Diese Fußballer wechselten in den American Football
LAOLA1: Hallo Sandro! Die wichtigste Frage vorab: Wie geht es deinem Knöchel? Wie läuft der Genesungsprozess?
Sandro Platzgummer: Es läuft eigentlich so weit, so gut. Ich mache gerade den ganzen Reha-Prozess standardmäßig durch. Ich bin aber ein, zwei Wochen voraus, weil alles sehr gut verlaufen ist, obwohl ich jetzt nichts gepusht habe. Es war ein kleiner operativer Eingriff, und es war sehr gut, dass wir das gemacht haben. Ich bin mit meinem Arzt und dem ganzen Prozess sehr zufrieden. Hätten es die Frankfurt Galaxy in die Playoffs geschafft, hätte ich vielleicht im Halbfinale oder Finale noch spielen können. Jetzt hat sich das aber leider erledigt.

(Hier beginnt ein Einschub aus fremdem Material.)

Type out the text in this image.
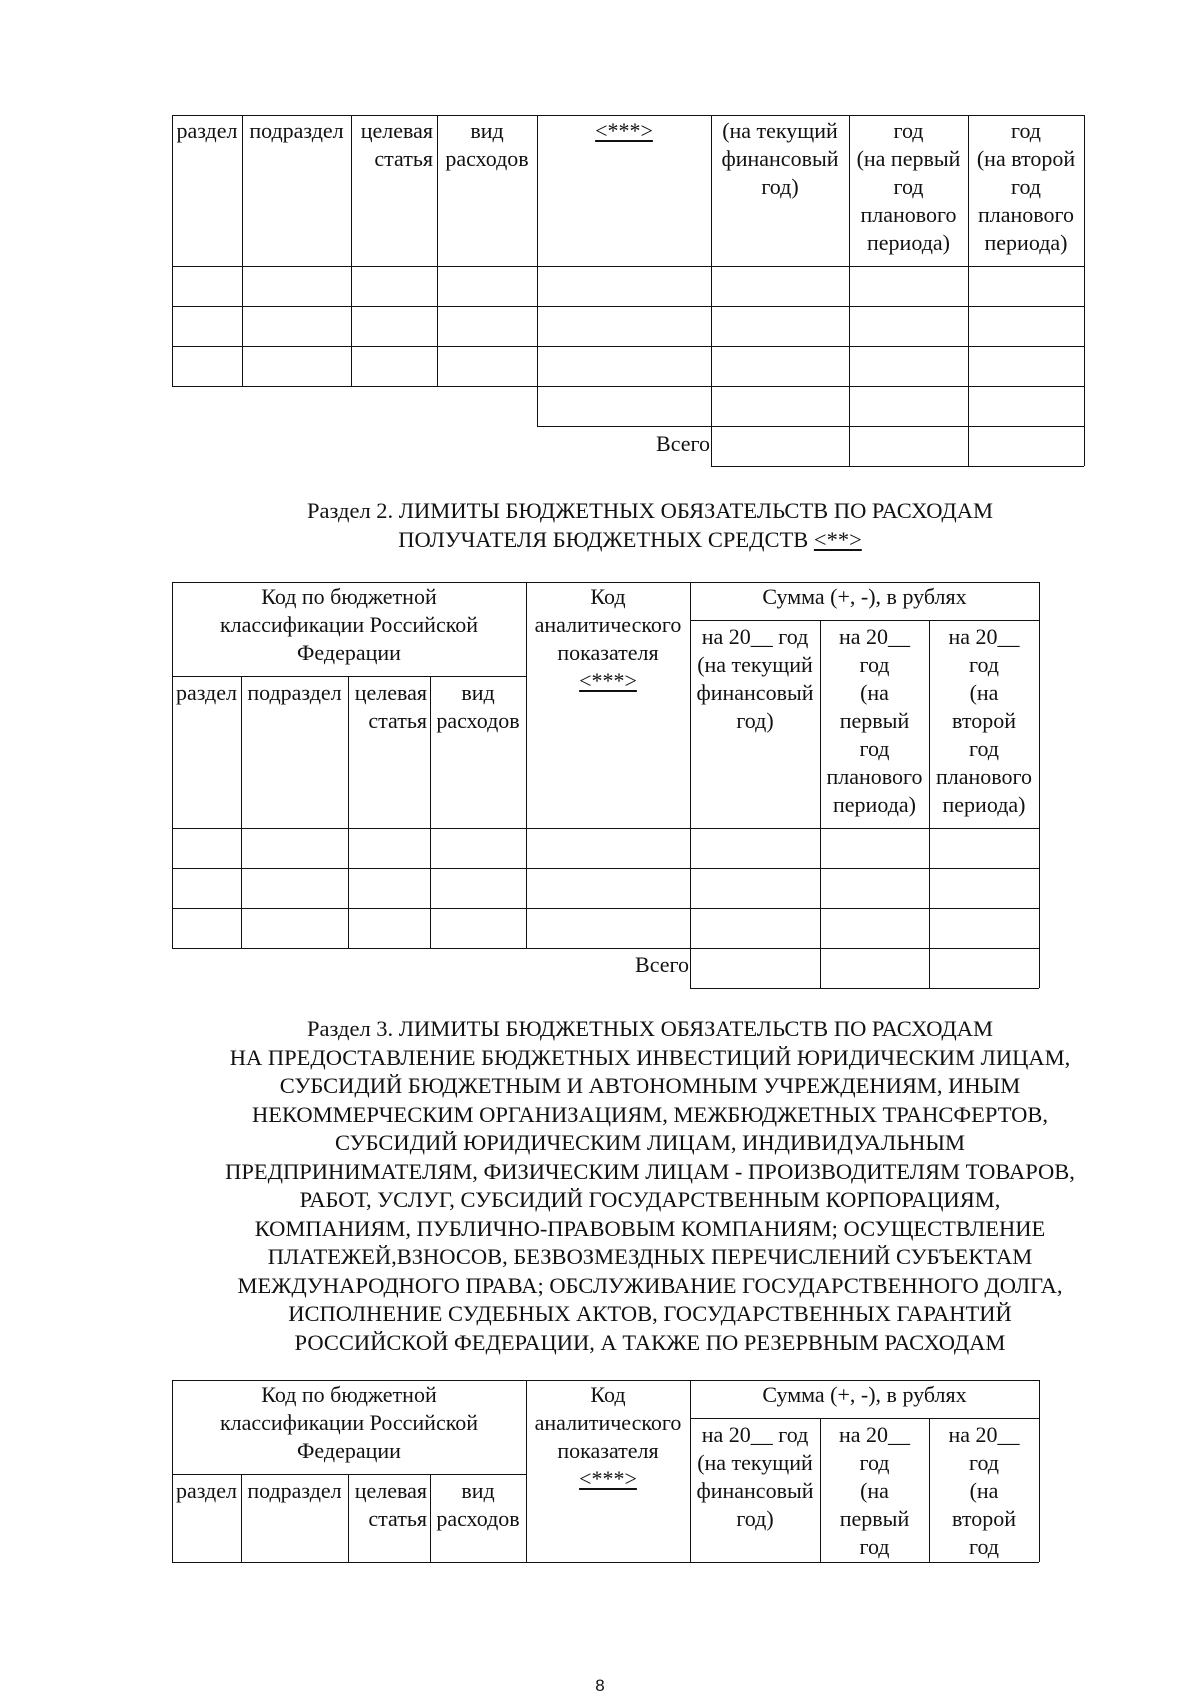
раздел подраздел целевая
статья
вид
расходов
<***>	(на текущий
финансовый
год)
год
(на первый
год
планового
периода)
год
(на второй
год
планового
периода)
Всего
Раздел 2. ЛИМИТЫ БЮДЖЕТНЫХ ОБЯЗАТЕЛЬСТВ ПО РАСХОДАМ
ПОЛУЧАТЕЛЯ БЮДЖЕТНЫХ СРЕДСТВ <**>
Код по бюджетной
классификации Российской
Федерации
Код
аналитического
показателя
<***>
Сумма (+, -), в рублях
на 20__ год
(на текущий
финансовый
год)
на 20__
год
(на
первый
год
планового
периода)
на 20__
год
(на
второй
год
планового
периода)
раздел подраздел целевая
статья
вид
расходов
Всего
Раздел 3. ЛИМИТЫ БЮДЖЕТНЫХ ОБЯЗАТЕЛЬСТВ ПО РАСХОДАМ
НА ПРЕДОСТАВЛЕНИЕ БЮДЖЕТНЫХ ИНВЕСТИЦИЙ ЮРИДИЧЕСКИМ ЛИЦАМ,
СУБСИДИЙ БЮДЖЕТНЫМ И АВТОНОМНЫМ УЧРЕЖДЕНИЯМ, ИНЫМ
НЕКОММЕРЧЕСКИМ ОРГАНИЗАЦИЯМ, МЕЖБЮДЖЕТНЫХ ТРАНСФЕРТОВ,
СУБСИДИЙ ЮРИДИЧЕСКИМ ЛИЦАМ, ИНДИВИДУАЛЬНЫМ
ПРЕДПРИНИМАТЕЛЯМ, ФИЗИЧЕСКИМ ЛИЦАМ - ПРОИЗВОДИТЕЛЯМ ТОВАРОВ,
РАБОТ, УСЛУГ, СУБСИДИЙ ГОСУДАРСТВЕННЫМ КОРПОРАЦИЯМ,
КОМПАНИЯМ, ПУБЛИЧНО-ПРАВОВЫМ КОМПАНИЯМ; ОСУЩЕСТВЛЕНИЕ
ПЛАТЕЖЕЙ,ВЗНОСОВ, БЕЗВОЗМЕЗДНЫХ ПЕРЕЧИСЛЕНИЙ СУБЪЕКТАМ
МЕЖДУНАРОДНОГО ПРАВА; ОБСЛУЖИВАНИЕ ГОСУДАРСТВЕННОГО ДОЛГА,
ИСПОЛНЕНИЕ СУДЕБНЫХ АКТОВ, ГОСУДАРСТВЕННЫХ ГАРАНТИЙ
РОССИЙСКОЙ ФЕДЕРАЦИИ, А ТАКЖЕ ПО РЕЗЕРВНЫМ РАСХОДАМ
Код по бюджетной
классификации Российской
Федерации
Код
аналитического
показателя
<***>
Сумма (+, -), в рублях
на 20__ год
(на текущий
финансовый
год)
на 20__
год
(на
первый
год
на 20__
год
(на
второй
год
раздел подраздел целевая
статья
вид
расходов
8
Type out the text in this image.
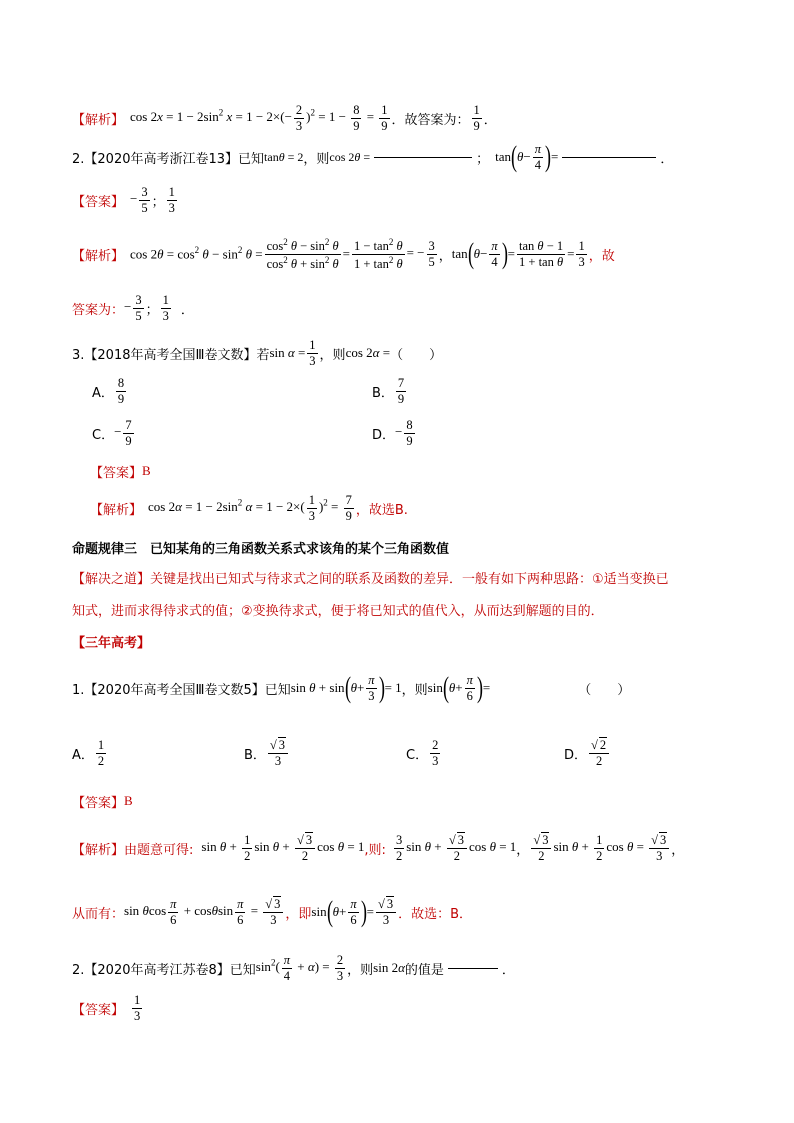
【解析】 $\cos 2x = 1 - 2\sin^2$ $x = 1 - 2\times(- \frac{2}{3} )^2 = 1 - \frac{8}{9} = \frac{1}{9}$ ．故答案为： $\frac{1}{9}$ ．
2.【2020年高考浙江卷13】已知 tanθ = 2 ，则 cos 2θ =	； tan ( $\theta - \frac{\pi}{4}$ ) =	．
【答案】 − $\frac{3}{5}$ ； $\frac{1}{3}$
【解析】 $\cos 2\theta = \cos^2 \theta - \sin^2 \theta = \frac{\cos^2 \theta - \sin^2 \theta}{\cos^2 \theta + \sin^2 \theta} = \frac{1 - \tan^2 \theta}{1 + \tan^2 \theta}$ = − $\frac{3}{5}$ ， tan ( $\theta - \frac{\pi}{4}$ ) = $\frac{\text{tan θ − 1}}{\text{1 + tan θ}} = \frac{1}{3}$ ，故
答案为： − $\frac{3}{5}$ ； $\frac{1}{3}$ ．
3.【2018年高考全国Ⅲ卷文数】若 $\sin \alpha = \frac{1}{3}$ ，则 cos 2α = （　　）
A． $\frac{8}{9}$	B． $\frac{7}{9}$
C． − $\frac{7}{9}$	D． − $\frac{8}{9}$
【答案】 B
【解析】 $\cos 2\alpha = 1 - 2\sin^2$ $\alpha = 1 - 2\times( \frac{1}{3} )^2 = \frac{7}{9}$ ，故选B.
命题规律三　已知某角的三角函数关系式求该角的某个三角函数值
【解决之道】 关键是找出已知式与待求式之间的联系及函数的差异．一般有如下两种思路：①适当变换已
知式，进而求得待求式的值；②变换待求式，便于将已知式的值代入，从而达到解题的目的．
【三年高考】
1.【2020年高考全国Ⅲ卷文数5】已知 sin θ + sin ( $\theta + \frac{\pi}{3}$ ) = 1 ，则 sin ( $\theta + \frac{\pi}{6}$ ) =	（　　）
A． $\frac{1}{2}$	B． $\frac{√ 3}{3}$	C． $\frac{2}{3}$	D． $\frac{√ 2}{2}$
【答案】 B
【解析】 由题意可得: $\sin \theta + \frac{1}{2}$ $\sin \theta + \frac{√ 3}{2}$ cos θ = 1 ,则: $\frac{3}{2}$ $\sin \theta + \frac{√ 3}{2}$ cos θ = 1 ， $\frac{√ 3}{2}$ $\sin \theta + \frac{1}{2}$ $\cos \theta = \frac{√ 3}{3}$ ，
从而有： sin θcos $\frac{\pi}{6} + \cos\theta\sin \frac{\pi}{6} = \frac{√ 3}{3}$ ，即 sin ( $\theta + \frac{\pi}{6}$ ) = $\frac{√ 3}{3}$ ．故选：B．
2.【2020年高考江苏卷8】已知 $\sin^2( \frac{\pi}{4} + \alpha) = \frac{2}{3}$ ，则 sin 2α 的值是	．
【答案】 $\frac{1}{3}$
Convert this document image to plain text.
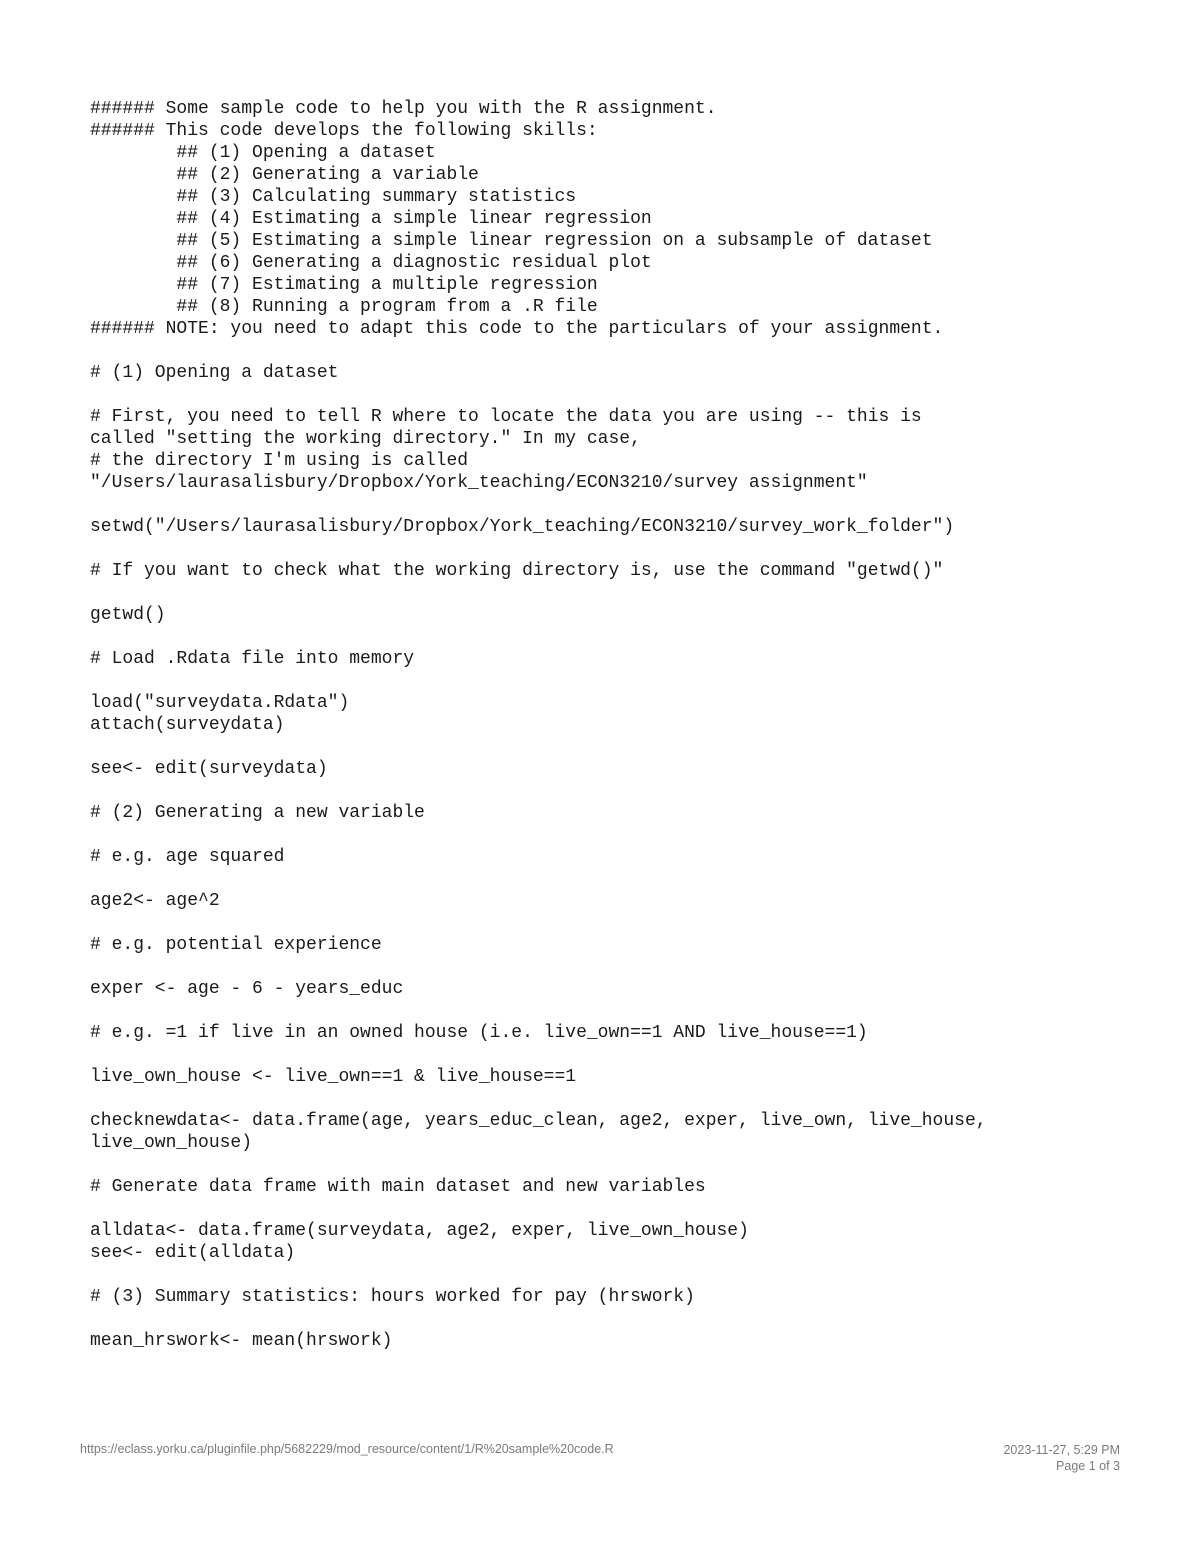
###### Some sample code to help you with the R assignment.
###### This code develops the following skills:
## (1) Opening a dataset
## (2) Generating a variable
## (3) Calculating summary statistics
## (4) Estimating a simple linear regression
## (5) Estimating a simple linear regression on a subsample of dataset
## (6) Generating a diagnostic residual plot
## (7) Estimating a multiple regression
## (8) Running a program from a .R file
###### NOTE: you need to adapt this code to the particulars of your assignment.
# (1) Opening a dataset
# First, you need to tell R where to locate the data you are using -- this is
called "setting the working directory." In my case,
# the directory I'm using is called
"/Users/laurasalisbury/Dropbox/York_teaching/ECON3210/survey assignment"
setwd("/Users/laurasalisbury/Dropbox/York_teaching/ECON3210/survey_work_folder")
# If you want to check what the working directory is, use the command "getwd()"
getwd()
# Load .Rdata file into memory
load("surveydata.Rdata")
attach(surveydata)
see<- edit(surveydata)
# (2) Generating a new variable
# e.g. age squared
age2<- age^2
# e.g. potential experience
exper <- age - 6 - years_educ
# e.g. =1 if live in an owned house (i.e. live_own==1 AND live_house==1)
live_own_house <- live_own==1 & live_house==1
checknewdata<- data.frame(age, years_educ_clean, age2, exper, live_own, live_house,
live_own_house)
# Generate data frame with main dataset and new variables
alldata<- data.frame(surveydata, age2, exper, live_own_house)
see<- edit(alldata)
# (3) Summary statistics: hours worked for pay (hrswork)
mean_hrswork<- mean(hrswork)
https://eclass.yorku.ca/pluginfile.php/5682229/mod_resource/content/1/R%20sample%20code.R	2023-11-27, 5:29 PM
Page 1 of 3
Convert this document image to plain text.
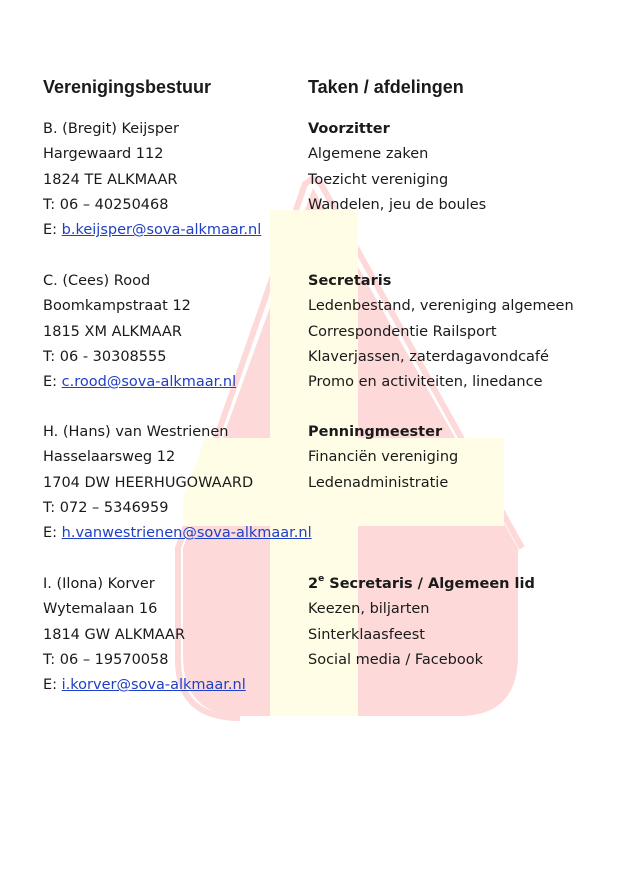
Verenigingsbestuur	Taken / afdelingen
B. (Bregit) Keijsper	Voorzitter
Hargewaard 112	Algemene zaken
1824 TE ALKMAAR	Toezicht vereniging
T: 06 – 40250468	Wandelen, jeu de boules
E: b.keijsper@sova-alkmaar.nl
C. (Cees) Rood	Secretaris
Boomkampstraat 12	Ledenbestand, vereniging algemeen
1815 XM ALKMAAR	Correspondentie Railsport
T: 06 - 30308555	Klaverjassen, zaterdagavondcafé
E: c.rood@sova-alkmaar.nl	Promo en activiteiten, linedance
H. (Hans) van Westrienen	Penningmeester
Hasselaarsweg 12	Financiën vereniging
1704 DW HEERHUGOWAARD	Ledenadministratie
T: 072 – 5346959
E: h.vanwestrienen@sova-alkmaar.nl
I. (Ilona) Korver	2e Secretaris / Algemeen lid
Wytemalaan 16	Keezen, biljarten
1814 GW ALKMAAR	Sinterklaasfeest
T: 06 – 19570058	Social media / Facebook
E: i.korver@sova-alkmaar.nl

LAOLA1: Es ist jetzt knapp über zwei Jahre her, dass du deine Zelte in New York abgebrochen hast und nach Europa zurückgekehrt bist. Wie hat sich dein Leben seither verändert?
Platzgummer: Man lernt in der NFL viel fürs Leben. Es ist ein drastisches Business und man lernt, dass das Leben nicht immer fair ist. Der Übergang zu meinem Leben in Europa war gut. Ich habe mein Medizin-Studium relativ schnell fertig gemacht – unter Mindeststudienzeit. Aus Football-Sicht habe ich hier in Frankfurt auch noch einmal viele Erfahrungen gemacht. Man sieht die Dinge aus einem anderen Winkel, wenn man einmal höher gespielt hat. Natürlich ist es immer ein bisschen schade, wenn man zurückdenkt, denn es war schon eine coole Zeit in den USA.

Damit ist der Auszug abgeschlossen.